The API is hosted at https://bbfcapi.fustra.uk. By using a simple HTTP request with a movie title as a parameter, you can get the age rating.

The API provides a Python client library (bbfcapi) which you have to install.

In [None]:
# Install the BBFC API Python client library
!pip install bbfcapi[api_sync]



In [None]:
# Import the best_match function from the library
from bbfcapi.api_sync import best_match

In [None]:
# Testing retrieving information about a specific movie
movie_info = best_match("Creed III")
print(movie_info)

title='Creed Iii' age_rating=<AgeRating.AGE_12: '12'>


In [None]:
# Function to get age rating using the BBFC API
def get_age_rating(title):
    try:
        result = best_match(title)
        return result.age_rating.value if result else None
    except Exception as e:
        print(f"Error fetching age rating for {title}: {e}")
        return None

# Retrieve age ratings for each movie title
df['Age Rating'] = df['Title'].apply(get_age_rating)

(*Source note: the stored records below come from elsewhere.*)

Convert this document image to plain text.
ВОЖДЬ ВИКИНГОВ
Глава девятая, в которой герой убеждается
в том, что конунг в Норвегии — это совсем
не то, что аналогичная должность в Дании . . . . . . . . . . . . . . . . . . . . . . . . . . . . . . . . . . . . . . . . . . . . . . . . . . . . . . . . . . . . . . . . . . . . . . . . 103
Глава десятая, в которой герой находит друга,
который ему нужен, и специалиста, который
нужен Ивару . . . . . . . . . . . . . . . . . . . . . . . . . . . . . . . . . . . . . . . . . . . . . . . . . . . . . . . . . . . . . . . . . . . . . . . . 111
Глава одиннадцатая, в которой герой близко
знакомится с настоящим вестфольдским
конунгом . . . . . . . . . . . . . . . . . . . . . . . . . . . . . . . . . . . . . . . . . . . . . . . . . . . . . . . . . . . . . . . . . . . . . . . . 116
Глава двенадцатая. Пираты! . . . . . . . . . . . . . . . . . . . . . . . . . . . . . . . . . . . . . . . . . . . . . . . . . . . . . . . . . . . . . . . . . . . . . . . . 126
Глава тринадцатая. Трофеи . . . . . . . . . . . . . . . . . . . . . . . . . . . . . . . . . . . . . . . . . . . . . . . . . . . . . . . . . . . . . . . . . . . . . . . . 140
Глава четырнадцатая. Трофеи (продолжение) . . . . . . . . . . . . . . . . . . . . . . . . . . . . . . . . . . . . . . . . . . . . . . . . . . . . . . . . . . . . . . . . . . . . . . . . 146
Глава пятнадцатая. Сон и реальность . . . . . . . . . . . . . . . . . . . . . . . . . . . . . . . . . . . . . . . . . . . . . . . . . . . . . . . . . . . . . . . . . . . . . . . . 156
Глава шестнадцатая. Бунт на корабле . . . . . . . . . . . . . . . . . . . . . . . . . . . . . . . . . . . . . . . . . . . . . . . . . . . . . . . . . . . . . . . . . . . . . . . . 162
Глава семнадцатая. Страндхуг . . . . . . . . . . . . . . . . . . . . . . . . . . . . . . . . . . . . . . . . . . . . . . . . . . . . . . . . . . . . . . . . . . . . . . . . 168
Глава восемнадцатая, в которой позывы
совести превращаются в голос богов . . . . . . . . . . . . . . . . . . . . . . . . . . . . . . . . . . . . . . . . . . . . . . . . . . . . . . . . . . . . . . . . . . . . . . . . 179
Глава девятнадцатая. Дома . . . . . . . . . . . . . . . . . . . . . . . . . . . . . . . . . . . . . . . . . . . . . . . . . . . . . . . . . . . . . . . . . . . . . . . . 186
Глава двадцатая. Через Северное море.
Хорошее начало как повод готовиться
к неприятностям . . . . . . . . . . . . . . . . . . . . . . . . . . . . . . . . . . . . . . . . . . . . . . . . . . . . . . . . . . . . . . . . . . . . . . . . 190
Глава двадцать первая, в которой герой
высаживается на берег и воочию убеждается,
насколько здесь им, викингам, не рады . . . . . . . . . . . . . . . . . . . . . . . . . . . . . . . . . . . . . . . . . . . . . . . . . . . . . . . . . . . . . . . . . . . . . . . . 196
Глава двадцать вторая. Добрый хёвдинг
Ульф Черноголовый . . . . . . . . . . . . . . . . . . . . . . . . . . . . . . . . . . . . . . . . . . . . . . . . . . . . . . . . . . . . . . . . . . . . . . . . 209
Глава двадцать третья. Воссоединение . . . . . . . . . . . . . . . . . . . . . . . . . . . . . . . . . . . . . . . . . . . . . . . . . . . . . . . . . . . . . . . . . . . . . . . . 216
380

# Display the DataFrame with age ratings
print(df)

Error fetching age rating for How To Blow Up A Pipeline: 429 Client Error: Too Many Requests for url: https://bbfcapi.fustra.uk/?title=How+To+Blow+Up+A+Pipeline
Error fetching age rating for Say I Do To Me: 429 Client Error: Too Many Requests for url: https://bbfcapi.fustra.uk/?title=Say+I+Do+To+Me
Error fetching age rating for Meet Me In The Bathroom: 429 Client Error: Too Many Requests for url: https://bbfcapi.fustra.uk/?title=Meet+Me+In+The+Bathroom
Error fetching age rating for Below The Belt: 429 Client Error: Too Many Requests for url: https://bbfcapi.fustra.uk/?title=Below+The+Belt
Error fetching age rating for Fulbari: 429 Client Error: Too Many Requests for url: https://bbfcapi.fustra.uk/?title=Fulbari
Error fetching age rating for Iratta: 429 Client Error: Too Many Requests for url: https://bbfcapi.fustra.uk/?title=Iratta
Error fetching age rating for PRANAYA VILASAM: 429 Client Error: Too Many Requests for url: https://bbfcapi.fustra.uk/?title=PRANAYA+VILASAM
Error fetching 

This method is also not always able to extract the age age rating correclt for the film titles.

In [None]:
# Drop the "Age Rating" column from the DataFrame
df.drop('Age Rating', axis=1, inplace=True)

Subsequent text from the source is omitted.